The Heavy's static fire tests comes just days after SpaceX a Falcon 9 rocket apparently failed to put the Zuma spy satellite built by Northrop Grumman ( NOC ) into orbit.

The satellite is highly classified.

The secret USA government Zuma satellite, and little information about what happened to it has been released.

Tim Paynter, a spokesman for Northrop Corp., which was commissioned by the Defense Department to choose the launch contractor, said "we can not comment on classified missions", and army lieutenant colonel Jamie Davis, the Pentagon's spokesman for space policy, referred questions to SpaceX. The satellite was lost, one of the congressional aides said, and the other said both the satellite and the second-stage satellite fell into the ocean after the failure. In 2017, SpaceX completed 18 launches.

"After review of all data to date, Falcon 9 did everything correctly", SpaceX Chief Operating Officer Gwynne Shotwell said in a statement Tuesday. If additional reviews uncover any problems, she said, "we will report it immediately". Information published that is contrary to this statement is categorically false. "We can not comment on classified missions", Tim Paynter, Vice President for the company, said earlier.

Shotwell added: "Since the data reviewed so far indicates that no design, operational or other changes are needed, we do not anticipate any impact on the upcoming launch schedule". Falcon Heavy has been rolled out to launchpad LC-39A for a static fire later this week, to be followed shortly thereafter by its maiden flight. What we know for sure is that the first stage of the rocket behaved nominally enough such that it was able to safely return to Earth and make a land-based landing along the Florida coast.

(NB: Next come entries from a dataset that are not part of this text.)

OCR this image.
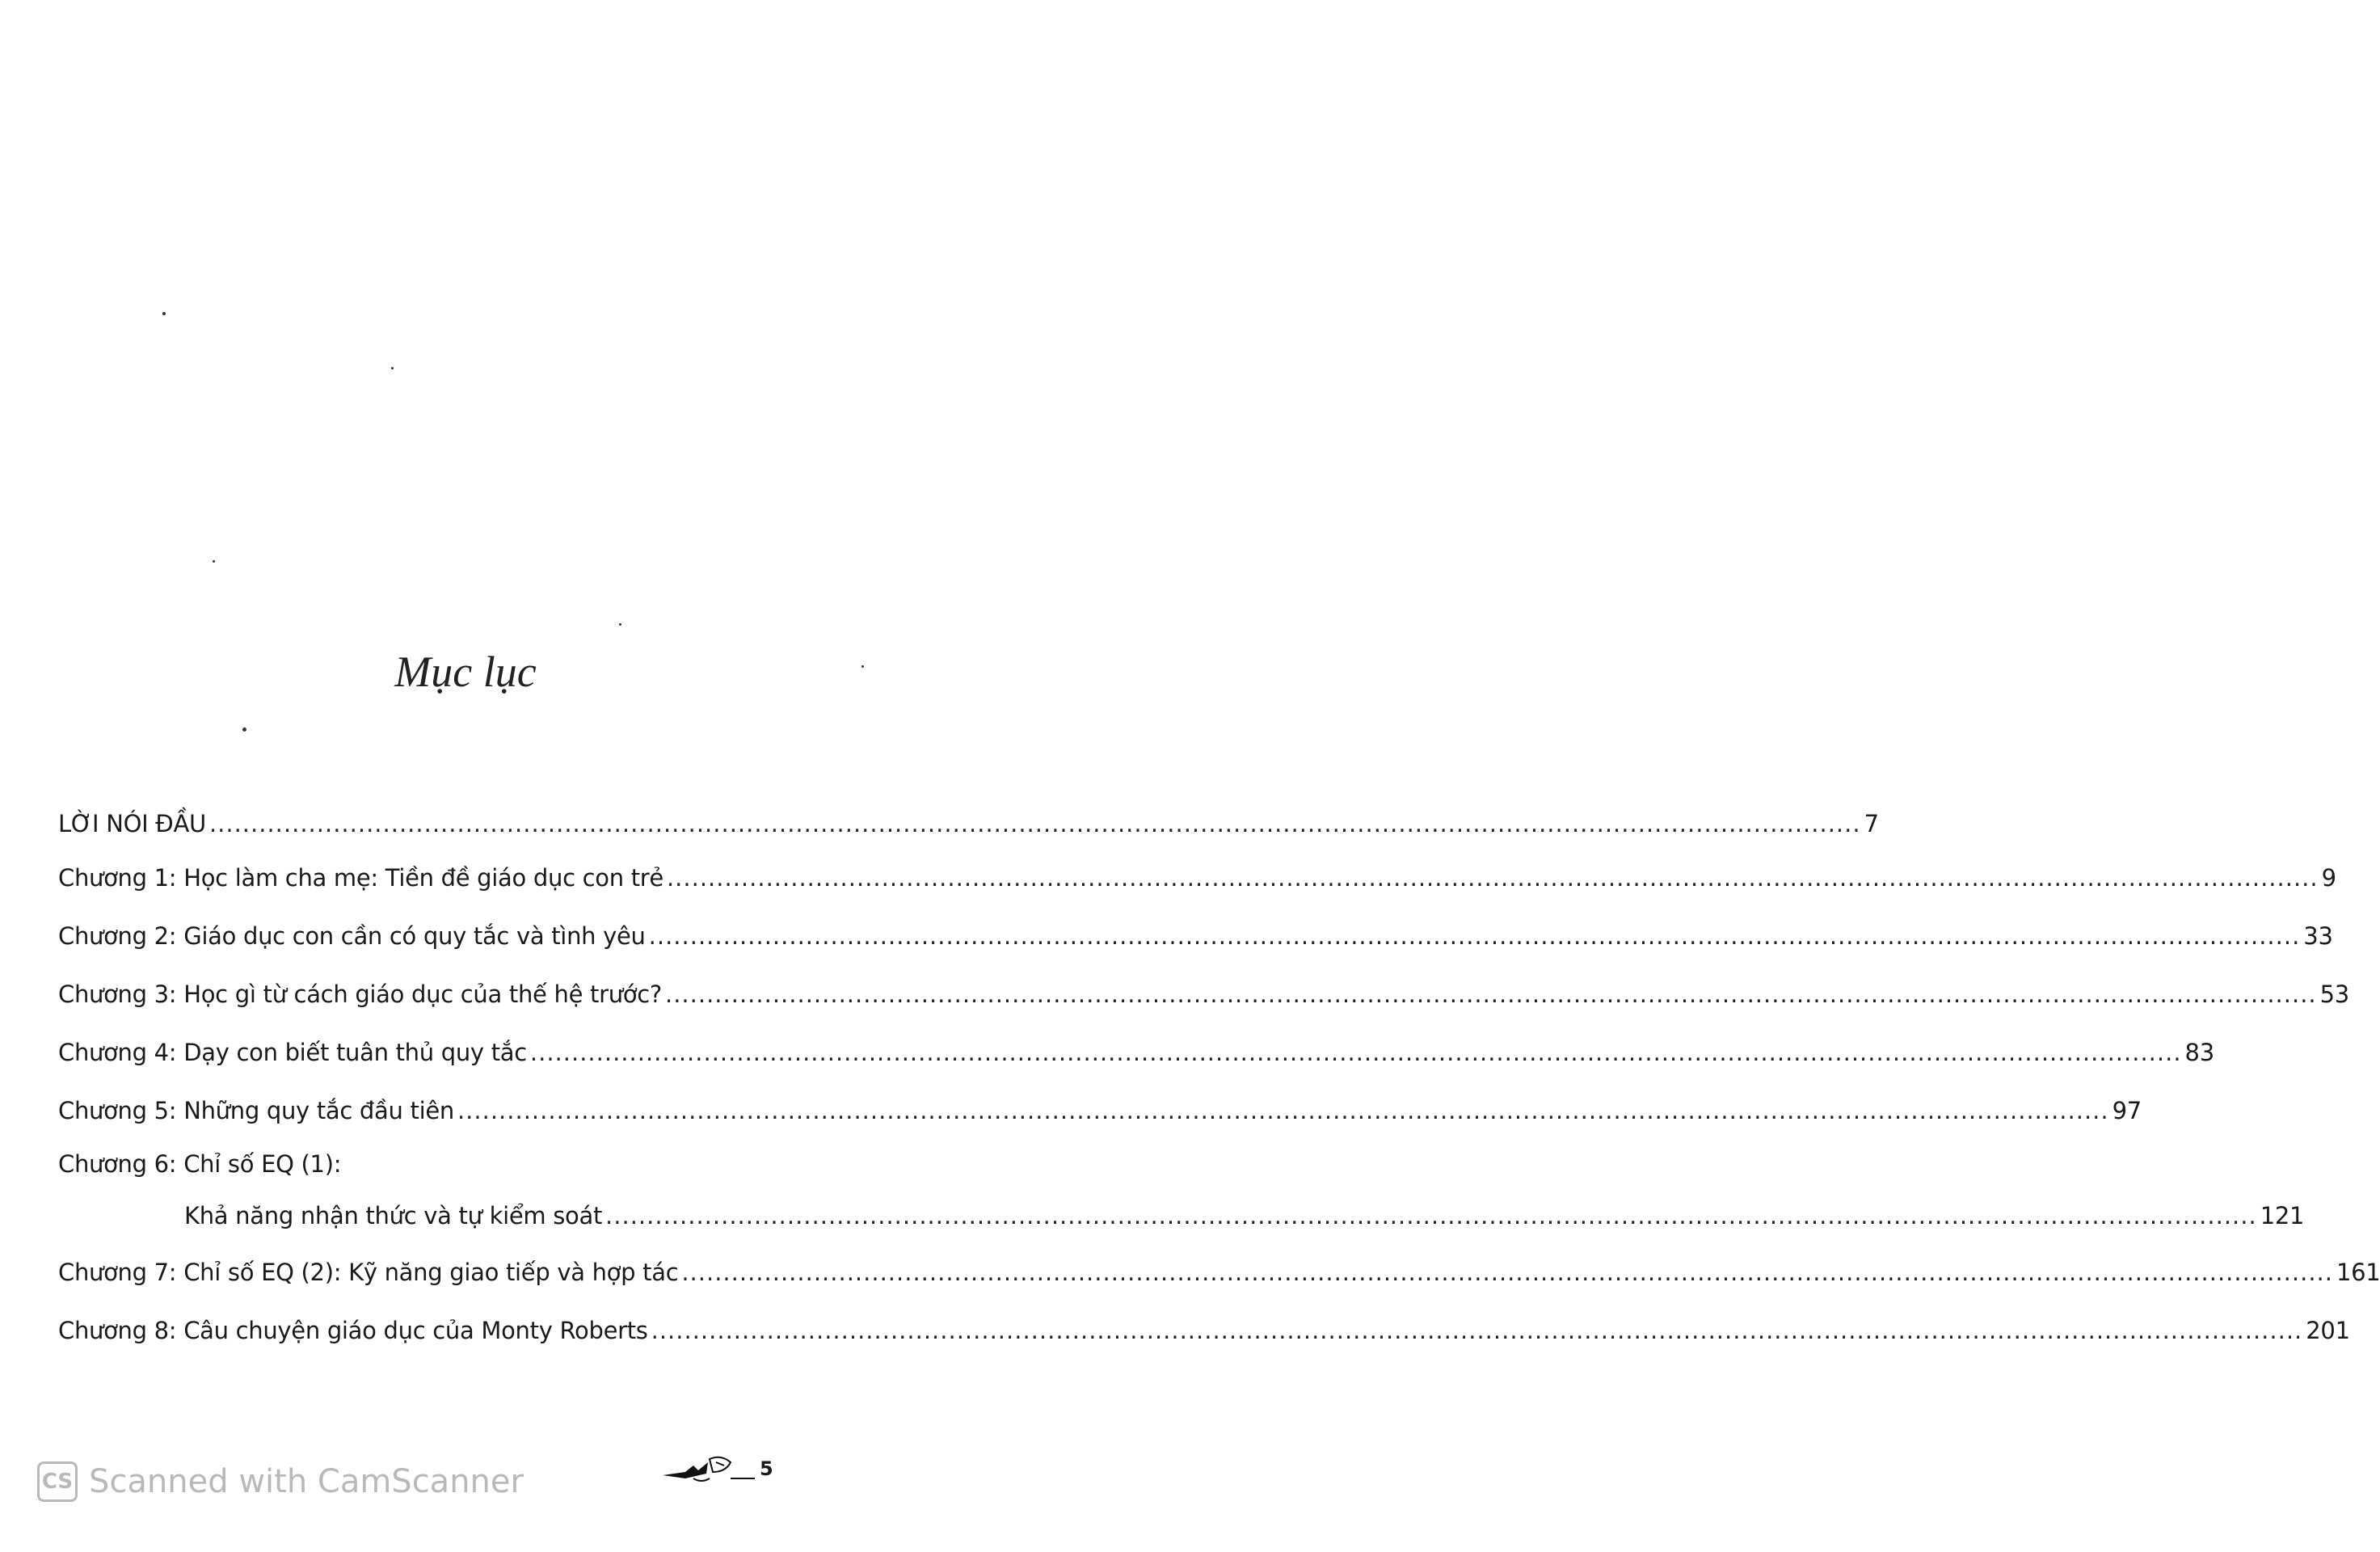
Mục lục
LỜI NÓI ĐẦU ........................................................................................................................................................................................................ 7
Chương 1: Học làm cha mẹ: Tiền đề giáo dục con trẻ ........................................................................................................................................................................................................ 9
Chương 2: Giáo dục con cần có quy tắc và tình yêu ........................................................................................................................................................................................................ 33
Chương 3: Học gì từ cách giáo dục của thế hệ trước? ........................................................................................................................................................................................................ 53
Chương 4: Dạy con biết tuân thủ quy tắc ........................................................................................................................................................................................................ 83
Chương 5: Những quy tắc đầu tiên ........................................................................................................................................................................................................ 97
Chương 6: Chỉ số EQ (1):
Khả năng nhận thức và tự kiểm soát ........................................................................................................................................................................................................ 121
Chương 7: Chỉ số EQ (2): Kỹ năng giao tiếp và hợp tác ........................................................................................................................................................................................................ 161
Chương 8: Câu chuyện giáo dục của Monty Roberts ........................................................................................................................................................................................................ 201
5
CS Scanned with CamScanner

A photograph taken by a Dutch airline pilot, Peter Horstink, flying near Sudan coupled with analysis by Dutch amateur satellite tracker Marco Langbroek (@Marco_Langbroek) supports the assessment that the second stage performed as expected. That would have been about 1 1/2 orbits and normal for a second stage.

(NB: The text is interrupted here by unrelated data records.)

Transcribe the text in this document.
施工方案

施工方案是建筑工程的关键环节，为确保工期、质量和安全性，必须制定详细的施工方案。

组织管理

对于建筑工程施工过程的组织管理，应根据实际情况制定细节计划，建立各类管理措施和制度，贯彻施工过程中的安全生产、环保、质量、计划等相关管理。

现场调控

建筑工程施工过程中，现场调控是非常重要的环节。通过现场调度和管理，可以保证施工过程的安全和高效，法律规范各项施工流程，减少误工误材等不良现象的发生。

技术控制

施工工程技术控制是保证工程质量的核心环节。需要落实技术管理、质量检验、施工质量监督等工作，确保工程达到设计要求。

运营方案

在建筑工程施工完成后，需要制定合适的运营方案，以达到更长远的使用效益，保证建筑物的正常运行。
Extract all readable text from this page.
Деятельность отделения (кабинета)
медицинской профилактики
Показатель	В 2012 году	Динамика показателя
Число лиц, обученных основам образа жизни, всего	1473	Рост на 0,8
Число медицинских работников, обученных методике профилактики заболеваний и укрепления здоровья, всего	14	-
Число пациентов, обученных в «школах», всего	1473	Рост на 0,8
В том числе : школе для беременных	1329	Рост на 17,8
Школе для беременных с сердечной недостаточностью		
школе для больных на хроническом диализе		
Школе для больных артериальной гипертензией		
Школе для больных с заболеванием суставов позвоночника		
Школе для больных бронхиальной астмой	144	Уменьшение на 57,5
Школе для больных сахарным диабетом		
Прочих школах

But Strategic Command aren't the only ones who use radar and telescopes to track objects in orbit.

But what has become as much a mystery is Zuma's fate.

This was SpaceX' s third classified mission for the USA government, a lucrative customer.

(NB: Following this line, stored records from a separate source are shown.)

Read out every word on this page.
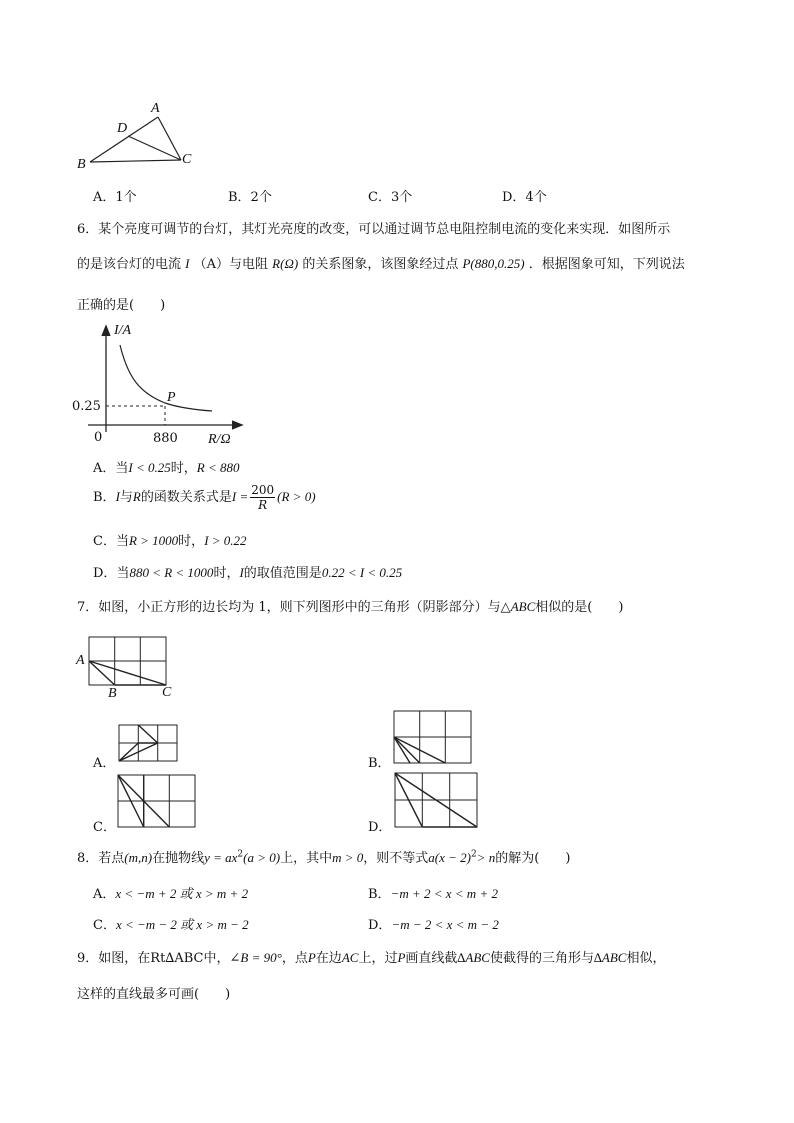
A
D
B	C
A．1个	B．2个	C．3个	D．4个
6．某个亮度可调节的台灯，其灯光亮度的改变，可以通过调节总电阻控制电流的变化来实现．如图所示
的是该台灯的电流 I （A）与电阻 R(Ω) 的关系图象，该图象经过点 P(880,0.25) ．根据图象可知，下列说法
正确的是(　　)
I/A
0.25
0	880
P
R/Ω
A．当I < 0.25时，R < 880
B．I与R的函数关系式是$I = \frac{200}{R} (R > 0)$
C．当R > 1000时，I > 0.22
D．当880 < R < 1000时，I的取值范围是0.22 < I < 0.25
7．如图，小正方形的边长均为 1，则下列图形中的三角形（阴影部分）与△ABC相似的是(　　)
A
B	C
A．	B．
C．	D．
8．若点(m,n)在抛物线$y = ax^2(a > 0)$上，其中m > 0，则不等式$a(x - 2)^2> n$的解为(　　)
A．x < −m + 2 或 x > m + 2	B．−m + 2 < x < m + 2
C．x < −m − 2 或 x > m − 2	D．−m − 2 < x < m − 2
9．如图，在Rt∆ABC中，∠B = 90°，点P在边AC上，过P画直线截∆ABC使截得的三角形与∆ABC相似，
这样的直线最多可画(　　)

With a price tag of $62 million, the Falcon 9 was designed as a two-stage rocket, becoming the world's first orbital-class rocket with reflight capability.

In short, SpaceX appears to be shrugging its shoulders as it prepares to launch yet another Falcon 9 rocket and its first Mars-capable rocket, Falcon Heavy (a launch vehicle that's essentially three times as powerful as a Falcon 9).

But the spacecraft apparently did not separate as it was supposed to from the upper stage of the rocket and did not reach a stable orbit, according to a USA administration official and two sources who were briefed on the matter.